For each miRNA, values are rescaled as percentiles of the maximum Rq detected in the entire data set per extraction method. The Rq percentiles (X-axis), comparable across all 12 miRNAs, are used to generate density plots, with EDTA and RNAC being overlaid. These graphs suggest in EDTA tubes, the miRNome deviates noticeably even at 24 hrs after blood draw and the most conspicuous drift occurs between Day 2 and Day 4. In contrast, Streck RNAC maintains the draw time miRNA quantity distribution tightly up to Day 4. Although Day 7 samples display moderate deviation, they show improvement when compared to EDTA Day 2 samples (compare the width of each curve).

  • In blood drawn into EDTA tubes, the plasma miRNome continues to increase in overall quantity and undergoes compositional changes during sample storage.
  • In EDTA tubes, plasma miRNAs originally EV-enriched or extravesicular become intermixed over time during storage.

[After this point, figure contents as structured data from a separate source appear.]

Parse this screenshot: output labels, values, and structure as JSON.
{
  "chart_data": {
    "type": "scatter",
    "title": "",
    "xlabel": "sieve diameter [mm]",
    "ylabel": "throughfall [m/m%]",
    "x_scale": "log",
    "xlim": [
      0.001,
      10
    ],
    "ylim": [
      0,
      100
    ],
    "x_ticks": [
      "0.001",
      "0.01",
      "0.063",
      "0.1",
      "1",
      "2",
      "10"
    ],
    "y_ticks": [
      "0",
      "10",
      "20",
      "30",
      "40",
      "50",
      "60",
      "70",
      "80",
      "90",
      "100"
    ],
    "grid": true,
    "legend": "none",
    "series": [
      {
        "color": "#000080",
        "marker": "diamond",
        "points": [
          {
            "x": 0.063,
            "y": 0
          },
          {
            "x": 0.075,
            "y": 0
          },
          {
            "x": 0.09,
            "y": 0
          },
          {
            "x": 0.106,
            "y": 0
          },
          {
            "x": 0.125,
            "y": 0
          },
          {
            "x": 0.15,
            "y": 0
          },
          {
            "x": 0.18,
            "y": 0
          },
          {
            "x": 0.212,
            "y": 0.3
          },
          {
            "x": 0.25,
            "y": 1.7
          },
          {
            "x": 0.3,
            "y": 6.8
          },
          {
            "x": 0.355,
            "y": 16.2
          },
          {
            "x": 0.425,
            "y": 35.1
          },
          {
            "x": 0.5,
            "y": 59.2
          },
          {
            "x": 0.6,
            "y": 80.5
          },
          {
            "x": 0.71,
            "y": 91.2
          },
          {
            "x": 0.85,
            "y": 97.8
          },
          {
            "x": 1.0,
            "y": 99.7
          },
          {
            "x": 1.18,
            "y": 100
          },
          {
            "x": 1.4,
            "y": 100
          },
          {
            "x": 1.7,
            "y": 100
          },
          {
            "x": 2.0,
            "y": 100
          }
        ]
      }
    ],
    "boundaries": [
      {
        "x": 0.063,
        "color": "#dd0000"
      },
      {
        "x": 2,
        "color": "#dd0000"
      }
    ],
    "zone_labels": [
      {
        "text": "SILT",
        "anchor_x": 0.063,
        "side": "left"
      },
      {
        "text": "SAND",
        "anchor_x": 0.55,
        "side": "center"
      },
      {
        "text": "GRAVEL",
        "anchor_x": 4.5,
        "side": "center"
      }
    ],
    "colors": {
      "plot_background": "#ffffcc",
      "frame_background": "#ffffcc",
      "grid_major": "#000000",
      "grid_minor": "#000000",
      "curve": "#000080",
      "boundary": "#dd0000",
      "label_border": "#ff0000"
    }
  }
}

  • Streck RNA Complete BCT maintains draw time concentration of miRNA biomarkers when stored for up to 7 days at room temperature by minimizing ex vivo drift in the plasma miRNome.
  1. Keller A et al., Sources to Variability in Circulating Human miRNA Signatures. RNA Biol. 2017 Dec 2;14(12):1791-1798.
  2. Murray MJ et al., “Future-Proofing” Blood Processing for Measurement of Circulating miRNAs in Samples from Biobanks and Prospective Clinical Trials. Cancer Epidemiol Biomarkers Prev. 2018 Feb;27(2):208-218. 
  3. Arroyo JD et al., Argonaute2 complexes carry a population of circulating microRNAs independent of vesicles in human plasma. Proc. Natl. Acad. Sci. 2011; 108(12): 5003-5008.